Asisten pelatih timnas voli putra Indonesia, Nur Widayanto, mengungkapkan rasa syukur mendalam atas pencapaian yang melampaui ekspektasi federasi ini. Menurutnya, keberhasilan tersebut merupakan buah dari kerja keras dan dedikasi seluruh pemain di tengah tekanan besar selama turnamen berlangsung. Kemenangan ini pun menjadi bukti nyata bahwa kualitas voli Indonesia kini mampu bersaing ketat dengan tim-tim papan atas Asia.
Strategi yang diterapkan oleh pelatih Reidel Toiran menjadi kunci krusial dalam pertandingan final ini. Toiran melakukan rotasi pemain yang cukup berani dengan memasukkan Rama Fazza untuk menggantikan Fauzan Nibras, serta menurunkan Putra Hidayatullah sebagai pengganti Ahmad Gumilar. Keputusan tersebut terbukti jeli, terutama dengan performa impresif Rama Fazza yang menyumbangkan banyak poin penting bagi tim.
Jalannya pertandingan set pertama sempat berlangsung sangat ketat. Indonesia dipaksa bekerja keras menghadapi servis-servis tajam dari pemain Korea Selatan yang sempat menyulitkan pola serangan tim. Namun, ketenangan para pemain Indonesia akhirnya mampu membuahkan hasil dengan kemenangan dramatis 34-32, yang menjadi titik balik kepercayaan diri tim di lapangan.
Memasuki set kedua dan ketiga, dominasi Indonesia semakin terlihat jelas. Servis agresif yang dilepaskan oleh Boy Arnez Arabi dan Farhan Halim secara konsisten menekan lini pertahanan lawan. Strategi ini memungkinkan para blocker Indonesia untuk tampil lebih solid dan membangun serangan balik yang mematikan, hingga akhirnya mengunci kemenangan dengan skor 25-16 dan 25-23.
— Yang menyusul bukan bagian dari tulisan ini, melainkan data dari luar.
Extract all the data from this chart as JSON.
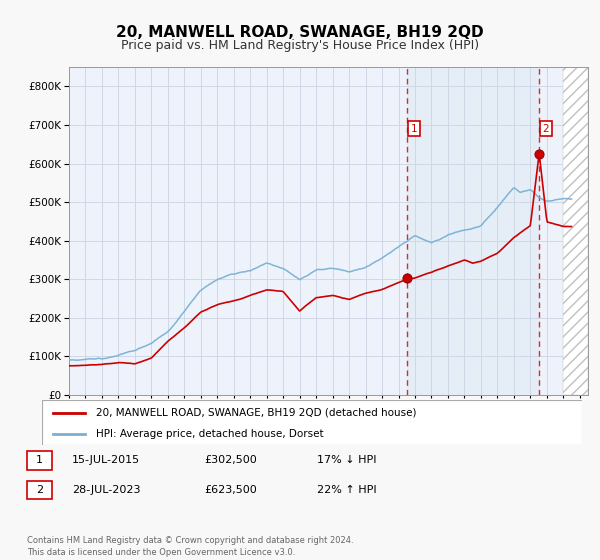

Keberhasilan meraih gelar juara AVC Men's Cup 2026 ini bukan sekadar prestasi sesaat, melainkan tonggak sejarah bagi perkembangan bola voli di Indonesia. Pencapaian ini diharapkan dapat menjadi katalisator bagi pembinaan atlet muda ke depannya serta meningkatkan posisi Indonesia dalam peta kekuatan voli Asia secara berkelanjutan.